André Singer
O julgamento de Dilma Rousseff, cujo início efetivo teve
lugar nesta quinta (25), no Senado, é mais importante pelo que oculta do que pelo
que revela. A observância meticulosa dos dispositivos legais do processo faz
parecer que tudo funciona de modo normal. Mas, por baixo da capa de legalidade,
está em curso um atentado, que pode ser mortal, ao espírito da Constituição de
1988.
Os que têm paciência de acompanhar os debates entre a defesa
e a acusação percebem que o tema de fundo é a política econômica desenvolvida
pela presidente afastada no seu primeiro mandato. Os questionados decretos de
suplementação orçamentária e pagamento do Plano Safra pelo Banco do Brasil,
ambos de 2015, são meros pretextos para trazer à tona aquilo que realmente
incomoda: os gastos de 2014.
Ocorre que tal conduta foi referendada nas urnas. Dilma
acabou reeleita porque, apesar dos pesares, manteve o emprego e a renda dos
trabalhadores, e isso não teria acontecido caso houvesse feitos os cortes que a
ortodoxia econômica propunha. O fato de ter depois realizado o ajuste recessivo
exigido, quando prometera não fazê-lo, é grave, mas não justifica o
impeachment.
Se justificasse, Sarney precisaria ter sido afastado em 1987
e FHC em 1999. Respeitada a soberania popular, caberia ao eleitorado julgar, em
2018, o destino das forças políticas envolvidas no processo, tal como aconteceu
em 1989 e 2002. Convém lembrar que, nos dois casos, a situação perdeu.

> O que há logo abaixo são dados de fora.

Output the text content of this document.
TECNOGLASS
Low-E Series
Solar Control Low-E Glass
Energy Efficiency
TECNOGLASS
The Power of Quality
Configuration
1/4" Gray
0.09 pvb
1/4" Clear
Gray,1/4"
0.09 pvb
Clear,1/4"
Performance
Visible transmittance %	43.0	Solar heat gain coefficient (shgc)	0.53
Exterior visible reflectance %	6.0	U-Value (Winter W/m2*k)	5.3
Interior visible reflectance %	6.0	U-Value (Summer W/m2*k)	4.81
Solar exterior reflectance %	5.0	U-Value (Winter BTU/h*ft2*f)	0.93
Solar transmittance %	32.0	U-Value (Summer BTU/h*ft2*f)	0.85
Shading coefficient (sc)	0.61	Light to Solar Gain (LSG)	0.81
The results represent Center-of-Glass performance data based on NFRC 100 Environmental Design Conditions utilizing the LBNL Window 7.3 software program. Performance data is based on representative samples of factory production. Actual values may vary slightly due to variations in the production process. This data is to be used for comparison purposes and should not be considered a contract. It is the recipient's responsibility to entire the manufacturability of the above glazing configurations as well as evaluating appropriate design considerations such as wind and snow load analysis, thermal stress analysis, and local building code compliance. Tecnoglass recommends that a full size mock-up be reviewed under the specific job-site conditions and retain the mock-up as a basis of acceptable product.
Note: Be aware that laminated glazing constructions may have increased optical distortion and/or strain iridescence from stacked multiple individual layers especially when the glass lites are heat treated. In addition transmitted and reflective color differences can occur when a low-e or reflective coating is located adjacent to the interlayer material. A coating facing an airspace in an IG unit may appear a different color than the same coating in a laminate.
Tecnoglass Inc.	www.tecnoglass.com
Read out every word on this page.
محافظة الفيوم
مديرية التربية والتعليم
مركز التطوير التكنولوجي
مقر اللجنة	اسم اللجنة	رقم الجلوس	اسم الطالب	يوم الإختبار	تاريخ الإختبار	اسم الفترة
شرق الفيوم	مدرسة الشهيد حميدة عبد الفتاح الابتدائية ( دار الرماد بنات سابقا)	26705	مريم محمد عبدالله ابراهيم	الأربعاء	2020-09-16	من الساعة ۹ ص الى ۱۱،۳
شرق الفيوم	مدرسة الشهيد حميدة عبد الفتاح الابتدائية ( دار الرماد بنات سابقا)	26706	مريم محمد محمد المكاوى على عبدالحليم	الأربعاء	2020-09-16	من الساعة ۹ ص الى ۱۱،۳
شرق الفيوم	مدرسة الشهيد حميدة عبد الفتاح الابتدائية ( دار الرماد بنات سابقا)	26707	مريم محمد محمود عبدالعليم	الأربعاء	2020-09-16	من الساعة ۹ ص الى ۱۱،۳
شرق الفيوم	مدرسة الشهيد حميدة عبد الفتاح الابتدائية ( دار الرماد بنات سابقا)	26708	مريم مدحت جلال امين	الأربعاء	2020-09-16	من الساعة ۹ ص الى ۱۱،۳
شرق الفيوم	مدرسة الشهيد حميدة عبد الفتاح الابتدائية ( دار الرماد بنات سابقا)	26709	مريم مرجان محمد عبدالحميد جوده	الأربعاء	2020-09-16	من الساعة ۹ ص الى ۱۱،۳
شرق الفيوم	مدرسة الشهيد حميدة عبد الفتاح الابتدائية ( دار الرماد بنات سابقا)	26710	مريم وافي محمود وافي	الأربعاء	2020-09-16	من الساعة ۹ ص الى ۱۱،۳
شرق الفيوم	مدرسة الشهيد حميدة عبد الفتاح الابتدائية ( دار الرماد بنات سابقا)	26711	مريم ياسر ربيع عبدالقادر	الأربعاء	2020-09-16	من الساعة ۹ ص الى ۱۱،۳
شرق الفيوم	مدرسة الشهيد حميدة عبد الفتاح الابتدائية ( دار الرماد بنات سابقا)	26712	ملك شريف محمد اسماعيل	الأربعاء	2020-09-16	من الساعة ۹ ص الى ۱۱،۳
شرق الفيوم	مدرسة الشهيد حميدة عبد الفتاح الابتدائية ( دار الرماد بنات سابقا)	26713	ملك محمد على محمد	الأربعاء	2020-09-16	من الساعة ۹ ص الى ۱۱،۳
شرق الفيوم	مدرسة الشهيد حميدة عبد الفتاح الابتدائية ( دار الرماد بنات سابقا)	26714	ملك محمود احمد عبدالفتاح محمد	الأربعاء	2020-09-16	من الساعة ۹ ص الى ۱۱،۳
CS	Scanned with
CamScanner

Mas, em decorrência da crise econômica, da Lava Jato e da
presença de Eduardo Cunha à frente da Câmara, abriu-se uma tripla janela de
oportunidade. Michel Temer enxergou a chance de chegar ao poder. Os partidos
conservadores vislumbraram a possibilidade de arruinar o PT, talvez para
sempre. Os capitais viram a oportunidade de fazer um acerto de contas com os
avanços sociais previstos desde 1988 e postos em prática, no ritmo homeopático
conhecido, pelo lulismo.
Por isso, a provável condenação de Dilma representa muito
mais do que a perda de dois anos de estadia no Alvorada pela atual mandatária.
Significa um golpe profundo contra a alma cidadã da Carta constitucional
vigente. A maior demonstração está na PEC 241, que cria o teto para os gastos
do Estado. Nas palavras do seu mentor, o ministro Henrique Meirelles, a 241 é
nada mais nada menos que "a primeira mudança estrutural na questão da
despesa pública desde a Constituição de 1988".
Até que ponto o conservador espírito de 2016 conseguirá
desfazer o que foi acumulado em torno de 1988 só a luta real dirá. Mas convém a
sociedade brasileira tomar consciência de que, por baixo dos formalismos
senatoriais, há uma violenta ruptura em curso nestes dias."